A cet égard, le premier ministre israélien a évoqué : « Nous n’avons aucun moyen de vaincre le Hamas sans entrer dans Rafah et détruire les bataillons qui s’y trouvent. Et je lui ai dit (à Antony Blinken) que j’espérais que nous le ferions avec le soutien des États-Unis, mais que s’il le fallait, nous le ferions seuls ».

Naturellement, une telle position de la part de Netanyahou ne peut pas convenir à Erdogan. D’où les querelles publiques et les tentatives d’imposer leurs approches. Mais cette position intransigeante de Tel-Aviv est-elle seulement la conséquence de l’« inadéquation » de la personnalité de Netanyahou, ou s’agit-il d’une position politiquement correcte des élites politiques de l’État juif et de la communauté juive mondiale ?

Il est difficile de croire au sérieux de l’antagonisme turco-israélien par la volonté d’Erdogan, car ce chef de l’État turc tente d’ignorer la coopération militaro-technique et économique intensive entre l’Azerbaïdjan, frère allié de la Turquie, et Israël.

Dans ce contexte, les États-Unis par l’intermédiaire de la vice-présidente Kamala Harris préviennent Israël des conséquences possibles en cas d’opération militaire à Rafah, où 1,5 million de Palestiniens pourraient se retrouver dans une situation catastrophique, car ils n’ont nulle part où fuir et personne (dont la Turquie) ne les accueillera.

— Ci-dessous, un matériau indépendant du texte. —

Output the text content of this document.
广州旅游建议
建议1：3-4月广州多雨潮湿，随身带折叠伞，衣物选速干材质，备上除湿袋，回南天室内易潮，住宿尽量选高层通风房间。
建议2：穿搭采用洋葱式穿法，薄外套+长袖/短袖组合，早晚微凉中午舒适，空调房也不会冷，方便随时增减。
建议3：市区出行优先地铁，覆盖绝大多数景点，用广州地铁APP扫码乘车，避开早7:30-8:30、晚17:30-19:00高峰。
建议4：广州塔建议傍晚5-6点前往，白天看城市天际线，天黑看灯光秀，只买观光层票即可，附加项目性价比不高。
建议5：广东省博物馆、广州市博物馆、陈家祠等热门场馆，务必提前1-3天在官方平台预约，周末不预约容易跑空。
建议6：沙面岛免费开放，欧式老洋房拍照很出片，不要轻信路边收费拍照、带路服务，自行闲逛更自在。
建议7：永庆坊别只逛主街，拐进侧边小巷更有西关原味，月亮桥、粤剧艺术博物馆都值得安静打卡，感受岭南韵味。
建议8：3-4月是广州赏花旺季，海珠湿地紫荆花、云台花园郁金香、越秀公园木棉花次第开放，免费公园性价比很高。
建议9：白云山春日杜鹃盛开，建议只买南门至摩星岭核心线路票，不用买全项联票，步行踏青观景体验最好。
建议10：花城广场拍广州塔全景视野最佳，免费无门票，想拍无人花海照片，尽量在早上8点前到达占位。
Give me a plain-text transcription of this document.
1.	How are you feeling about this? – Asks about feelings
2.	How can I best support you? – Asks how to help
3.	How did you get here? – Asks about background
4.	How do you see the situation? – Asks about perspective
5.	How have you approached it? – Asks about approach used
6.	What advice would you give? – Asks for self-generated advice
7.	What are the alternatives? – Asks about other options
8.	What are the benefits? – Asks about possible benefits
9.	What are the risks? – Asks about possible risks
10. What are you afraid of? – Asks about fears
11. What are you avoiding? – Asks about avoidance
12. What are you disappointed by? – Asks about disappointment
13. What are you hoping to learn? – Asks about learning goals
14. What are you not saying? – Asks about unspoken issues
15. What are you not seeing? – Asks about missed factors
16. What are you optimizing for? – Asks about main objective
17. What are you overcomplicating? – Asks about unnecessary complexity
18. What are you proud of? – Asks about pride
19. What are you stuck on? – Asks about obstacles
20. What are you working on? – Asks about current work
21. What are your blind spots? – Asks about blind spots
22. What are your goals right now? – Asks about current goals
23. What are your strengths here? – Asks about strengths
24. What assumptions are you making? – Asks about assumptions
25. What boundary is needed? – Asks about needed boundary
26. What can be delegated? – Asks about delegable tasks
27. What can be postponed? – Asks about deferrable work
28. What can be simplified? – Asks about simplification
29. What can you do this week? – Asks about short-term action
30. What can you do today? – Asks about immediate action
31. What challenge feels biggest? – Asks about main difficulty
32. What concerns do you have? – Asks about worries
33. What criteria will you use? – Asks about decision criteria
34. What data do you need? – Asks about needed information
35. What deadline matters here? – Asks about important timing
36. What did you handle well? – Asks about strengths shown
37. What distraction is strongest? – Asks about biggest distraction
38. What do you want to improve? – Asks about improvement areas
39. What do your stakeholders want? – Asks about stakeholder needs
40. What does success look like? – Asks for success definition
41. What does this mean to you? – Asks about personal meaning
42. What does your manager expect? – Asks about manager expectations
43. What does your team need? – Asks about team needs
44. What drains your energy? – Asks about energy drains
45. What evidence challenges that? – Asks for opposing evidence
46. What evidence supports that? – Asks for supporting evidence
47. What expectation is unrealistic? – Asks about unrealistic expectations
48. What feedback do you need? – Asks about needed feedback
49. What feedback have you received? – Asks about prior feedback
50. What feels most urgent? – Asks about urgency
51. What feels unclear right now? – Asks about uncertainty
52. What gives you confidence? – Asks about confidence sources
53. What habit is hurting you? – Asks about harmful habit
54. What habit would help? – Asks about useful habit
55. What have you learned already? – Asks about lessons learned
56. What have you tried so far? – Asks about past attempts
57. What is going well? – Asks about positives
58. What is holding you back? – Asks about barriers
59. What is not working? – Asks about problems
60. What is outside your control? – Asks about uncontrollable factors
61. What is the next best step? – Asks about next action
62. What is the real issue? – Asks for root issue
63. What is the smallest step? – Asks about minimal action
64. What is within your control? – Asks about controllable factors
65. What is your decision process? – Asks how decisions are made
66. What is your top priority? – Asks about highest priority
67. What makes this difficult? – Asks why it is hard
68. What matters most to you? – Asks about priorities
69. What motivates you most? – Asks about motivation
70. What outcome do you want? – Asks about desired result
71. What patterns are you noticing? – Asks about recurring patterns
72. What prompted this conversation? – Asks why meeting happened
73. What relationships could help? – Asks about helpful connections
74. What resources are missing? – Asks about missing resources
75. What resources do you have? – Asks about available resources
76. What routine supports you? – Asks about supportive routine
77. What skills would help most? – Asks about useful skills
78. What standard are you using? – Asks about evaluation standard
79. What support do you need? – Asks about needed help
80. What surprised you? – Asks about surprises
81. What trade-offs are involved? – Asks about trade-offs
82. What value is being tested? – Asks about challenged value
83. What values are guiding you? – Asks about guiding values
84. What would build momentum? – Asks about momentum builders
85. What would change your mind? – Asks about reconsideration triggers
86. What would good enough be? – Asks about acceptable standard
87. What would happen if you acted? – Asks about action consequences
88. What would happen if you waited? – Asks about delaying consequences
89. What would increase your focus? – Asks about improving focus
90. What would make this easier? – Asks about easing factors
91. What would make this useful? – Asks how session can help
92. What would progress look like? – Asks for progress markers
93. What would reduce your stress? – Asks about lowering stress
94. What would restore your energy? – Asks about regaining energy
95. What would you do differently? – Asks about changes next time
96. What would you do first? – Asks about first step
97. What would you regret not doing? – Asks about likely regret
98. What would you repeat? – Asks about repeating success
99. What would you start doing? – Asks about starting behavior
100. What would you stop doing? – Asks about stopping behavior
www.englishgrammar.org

Il est vrai que les États-Unis peuvent qualifier publiquement une telle opération israélienne d’« énorme erreur » et la nier, mais cela ne signifie pas que Washington retire son soutien militaire à Tel-Aviv. Israël, avec le soutien de l’Occident et de la communauté juive mondiale, ne renoncera probablement pas à réaliser ses objectifs militaires pour assurer la sécurité stratégique de l’État hébreux. Et il ne s’agit pas de libérer des réfugiés israéliens, c’est une question de sécurité nationale.

Par conséquent, il est peu probable qu’un simple remplacement du Premier ministre Netanyahou pour un nouveau leader modifie les approches de Tel-Aviv à ce stade. C’est pourquoi en Israël, malgré des rapports périodiques de protestations du public et de l’opposition, Netanyahou reste à la tête du pouvoir et exprime la position radicale des élites juives.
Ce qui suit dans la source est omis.